Gemäß § 26 Abs. 1 FLAG 1967 hat, wer Familienbeihilfe zu Unrecht bezogen hat, die entsprechenden Beträge zurückzuzahlen.

Wurden Kinderabsetzbeträge zu Unrecht bezogen, so ist gemäß § 33 Abs. 3 EStG 1988 dritter Satz § 26 FLAG 1967 anzuwenden.

§ 26 Abs. 1 FLAG 1967 normiert eine objektive Erstattungspflicht desjenigen, der die Familienbeihilfe zu Unrecht bezogen hat. Diese Verpflichtung zur Rückerstattung ist von subjektiven Momenten (wie z.B. Verschulden, Gutgläubigkeit etc.) unabhängig. Entscheidend ist lediglich, ob der Empfänger die Beträge zu Unrecht erhalten hat (z.B. VwGH 28.10.2009, 2008/15/0329, VwGH 08.07.2009, 2009/15/0089, VwGH 31.10.2000, 2000/15/0035 u.a.).

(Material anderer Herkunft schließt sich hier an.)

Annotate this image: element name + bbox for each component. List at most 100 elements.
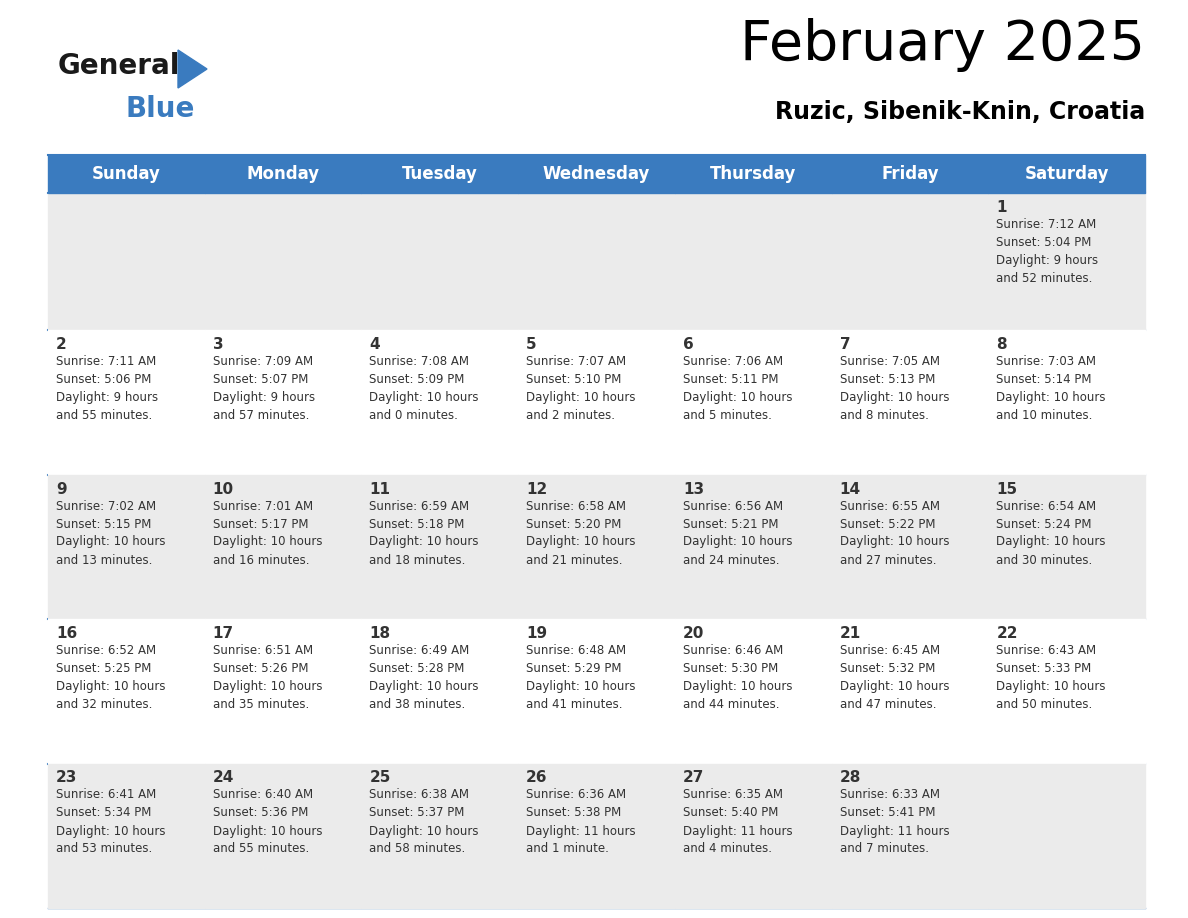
Text: and 55 minutes.: and 55 minutes. bbox=[213, 843, 309, 856]
Text: Sunrise: 6:49 AM: Sunrise: 6:49 AM bbox=[369, 644, 469, 657]
Text: Sunrise: 6:55 AM: Sunrise: 6:55 AM bbox=[840, 499, 940, 512]
Text: Sunrise: 6:52 AM: Sunrise: 6:52 AM bbox=[56, 644, 156, 657]
Text: Sunset: 5:11 PM: Sunset: 5:11 PM bbox=[683, 373, 778, 386]
Text: Sunrise: 7:03 AM: Sunrise: 7:03 AM bbox=[997, 355, 1097, 368]
Text: Tuesday: Tuesday bbox=[402, 165, 478, 183]
Text: Sunset: 5:26 PM: Sunset: 5:26 PM bbox=[213, 662, 308, 675]
Text: Sunrise: 6:48 AM: Sunrise: 6:48 AM bbox=[526, 644, 626, 657]
Text: and 10 minutes.: and 10 minutes. bbox=[997, 409, 1093, 422]
Text: 11: 11 bbox=[369, 482, 391, 497]
Text: Daylight: 9 hours: Daylight: 9 hours bbox=[213, 391, 315, 404]
Text: Sunrise: 6:51 AM: Sunrise: 6:51 AM bbox=[213, 644, 312, 657]
Text: Sunset: 5:24 PM: Sunset: 5:24 PM bbox=[997, 518, 1092, 531]
Text: Sunrise: 6:38 AM: Sunrise: 6:38 AM bbox=[369, 789, 469, 801]
Text: Sunset: 5:15 PM: Sunset: 5:15 PM bbox=[56, 518, 151, 531]
Text: and 52 minutes.: and 52 minutes. bbox=[997, 272, 1093, 285]
Text: and 57 minutes.: and 57 minutes. bbox=[213, 409, 309, 422]
Text: Sunrise: 6:41 AM: Sunrise: 6:41 AM bbox=[56, 789, 157, 801]
Text: and 18 minutes.: and 18 minutes. bbox=[369, 554, 466, 566]
Text: and 0 minutes.: and 0 minutes. bbox=[369, 409, 459, 422]
Text: Sunset: 5:34 PM: Sunset: 5:34 PM bbox=[56, 807, 151, 820]
Text: 27: 27 bbox=[683, 770, 704, 786]
Text: 22: 22 bbox=[997, 626, 1018, 641]
Text: 13: 13 bbox=[683, 482, 704, 497]
Text: Daylight: 10 hours: Daylight: 10 hours bbox=[683, 680, 792, 693]
Text: Daylight: 10 hours: Daylight: 10 hours bbox=[56, 824, 165, 837]
Text: 2: 2 bbox=[56, 337, 67, 352]
Text: and 13 minutes.: and 13 minutes. bbox=[56, 554, 152, 566]
Text: 17: 17 bbox=[213, 626, 234, 641]
Text: Sunset: 5:41 PM: Sunset: 5:41 PM bbox=[840, 807, 935, 820]
Text: and 1 minute.: and 1 minute. bbox=[526, 843, 609, 856]
Text: Sunrise: 6:54 AM: Sunrise: 6:54 AM bbox=[997, 499, 1097, 512]
Text: 7: 7 bbox=[840, 337, 851, 352]
Text: and 4 minutes.: and 4 minutes. bbox=[683, 843, 772, 856]
Text: Sunrise: 7:01 AM: Sunrise: 7:01 AM bbox=[213, 499, 312, 512]
Text: and 44 minutes.: and 44 minutes. bbox=[683, 698, 779, 711]
Text: and 47 minutes.: and 47 minutes. bbox=[840, 698, 936, 711]
Text: Daylight: 10 hours: Daylight: 10 hours bbox=[840, 680, 949, 693]
Text: Daylight: 10 hours: Daylight: 10 hours bbox=[369, 680, 479, 693]
Text: 19: 19 bbox=[526, 626, 548, 641]
Text: Monday: Monday bbox=[246, 165, 320, 183]
Text: Sunset: 5:10 PM: Sunset: 5:10 PM bbox=[526, 373, 621, 386]
Text: Sunset: 5:33 PM: Sunset: 5:33 PM bbox=[997, 662, 1092, 675]
Text: General: General bbox=[58, 52, 181, 80]
Text: Daylight: 10 hours: Daylight: 10 hours bbox=[683, 535, 792, 548]
Text: Sunset: 5:21 PM: Sunset: 5:21 PM bbox=[683, 518, 778, 531]
Text: Daylight: 10 hours: Daylight: 10 hours bbox=[526, 535, 636, 548]
Text: Sunset: 5:04 PM: Sunset: 5:04 PM bbox=[997, 236, 1092, 249]
Text: Sunset: 5:25 PM: Sunset: 5:25 PM bbox=[56, 662, 151, 675]
Text: 20: 20 bbox=[683, 626, 704, 641]
Text: Daylight: 10 hours: Daylight: 10 hours bbox=[683, 391, 792, 404]
Text: Sunset: 5:09 PM: Sunset: 5:09 PM bbox=[369, 373, 465, 386]
Text: Daylight: 11 hours: Daylight: 11 hours bbox=[683, 824, 792, 837]
Text: Sunset: 5:36 PM: Sunset: 5:36 PM bbox=[213, 807, 308, 820]
Text: Sunset: 5:22 PM: Sunset: 5:22 PM bbox=[840, 518, 935, 531]
Text: and 2 minutes.: and 2 minutes. bbox=[526, 409, 615, 422]
Text: Sunrise: 6:46 AM: Sunrise: 6:46 AM bbox=[683, 644, 783, 657]
Text: Sunrise: 6:40 AM: Sunrise: 6:40 AM bbox=[213, 789, 312, 801]
Text: and 21 minutes.: and 21 minutes. bbox=[526, 554, 623, 566]
Text: Daylight: 10 hours: Daylight: 10 hours bbox=[526, 391, 636, 404]
Text: Sunset: 5:18 PM: Sunset: 5:18 PM bbox=[369, 518, 465, 531]
Text: Daylight: 9 hours: Daylight: 9 hours bbox=[56, 391, 158, 404]
Text: 8: 8 bbox=[997, 337, 1007, 352]
Text: Friday: Friday bbox=[881, 165, 939, 183]
Text: 15: 15 bbox=[997, 482, 1017, 497]
Text: Sunrise: 7:02 AM: Sunrise: 7:02 AM bbox=[56, 499, 156, 512]
Text: 5: 5 bbox=[526, 337, 537, 352]
Text: Sunrise: 6:59 AM: Sunrise: 6:59 AM bbox=[369, 499, 469, 512]
Text: Sunset: 5:14 PM: Sunset: 5:14 PM bbox=[997, 373, 1092, 386]
Text: Ruzic, Sibenik-Knin, Croatia: Ruzic, Sibenik-Knin, Croatia bbox=[775, 100, 1145, 124]
Text: Sunrise: 6:43 AM: Sunrise: 6:43 AM bbox=[997, 644, 1097, 657]
Text: Sunset: 5:17 PM: Sunset: 5:17 PM bbox=[213, 518, 308, 531]
Text: Sunrise: 7:05 AM: Sunrise: 7:05 AM bbox=[840, 355, 940, 368]
Text: Sunday: Sunday bbox=[91, 165, 160, 183]
Text: Daylight: 10 hours: Daylight: 10 hours bbox=[56, 535, 165, 548]
Text: Sunset: 5:32 PM: Sunset: 5:32 PM bbox=[840, 662, 935, 675]
Text: Sunrise: 7:07 AM: Sunrise: 7:07 AM bbox=[526, 355, 626, 368]
Text: and 50 minutes.: and 50 minutes. bbox=[997, 698, 1093, 711]
Text: Wednesday: Wednesday bbox=[543, 165, 650, 183]
Text: Daylight: 10 hours: Daylight: 10 hours bbox=[213, 680, 322, 693]
Text: February 2025: February 2025 bbox=[740, 18, 1145, 72]
Text: Sunset: 5:20 PM: Sunset: 5:20 PM bbox=[526, 518, 621, 531]
Text: 14: 14 bbox=[840, 482, 860, 497]
Text: Sunset: 5:37 PM: Sunset: 5:37 PM bbox=[369, 807, 465, 820]
Text: and 58 minutes.: and 58 minutes. bbox=[369, 843, 466, 856]
Text: Daylight: 10 hours: Daylight: 10 hours bbox=[369, 824, 479, 837]
Text: Sunrise: 6:45 AM: Sunrise: 6:45 AM bbox=[840, 644, 940, 657]
Text: Thursday: Thursday bbox=[710, 165, 796, 183]
Text: Sunset: 5:13 PM: Sunset: 5:13 PM bbox=[840, 373, 935, 386]
Text: Daylight: 10 hours: Daylight: 10 hours bbox=[369, 391, 479, 404]
Text: 4: 4 bbox=[369, 337, 380, 352]
Text: Sunrise: 6:33 AM: Sunrise: 6:33 AM bbox=[840, 789, 940, 801]
Text: Daylight: 10 hours: Daylight: 10 hours bbox=[526, 680, 636, 693]
Text: 16: 16 bbox=[56, 626, 77, 641]
Text: and 38 minutes.: and 38 minutes. bbox=[369, 698, 466, 711]
Text: Sunset: 5:06 PM: Sunset: 5:06 PM bbox=[56, 373, 151, 386]
Text: 23: 23 bbox=[56, 770, 77, 786]
Text: Sunrise: 7:06 AM: Sunrise: 7:06 AM bbox=[683, 355, 783, 368]
Text: 28: 28 bbox=[840, 770, 861, 786]
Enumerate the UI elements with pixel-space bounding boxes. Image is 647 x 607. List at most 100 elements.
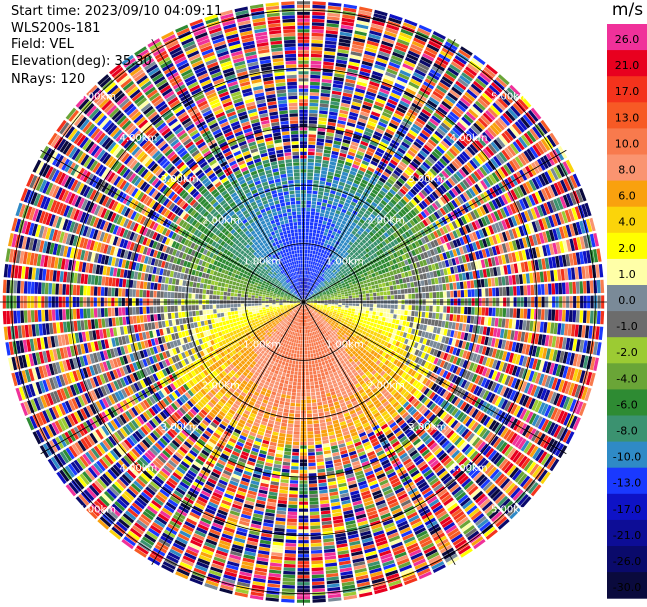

Zulässigkeit einer Revision:

Gemäß Art. 133 Abs. 4 B-VG ist gegen ein Erkenntnis des Verwaltungsgerichtes die Revision zulässig, wenn sie von der Lösung einer Rechtsfrage abhängt, der grundsätzliche Bedeutung zukommt, insbesondere weil das Erkenntnis von der Rechtsprechung des Verwaltungsgerichtshofes abweicht, eine solche Rechtsprechung fehlt oder die zu lösende Rechtsfrage in der bisherigen Rechtsprechung des Verwaltungsgerichtshofes nicht einheitlich beantwortet wird.

Im vorliegenden Fall ist die Entscheidung nicht von der Lösung einer Rechtsfrage abhängig, der grundsätzliche Bedeutung zukommt. Eine Revision ist daher nicht zulässig.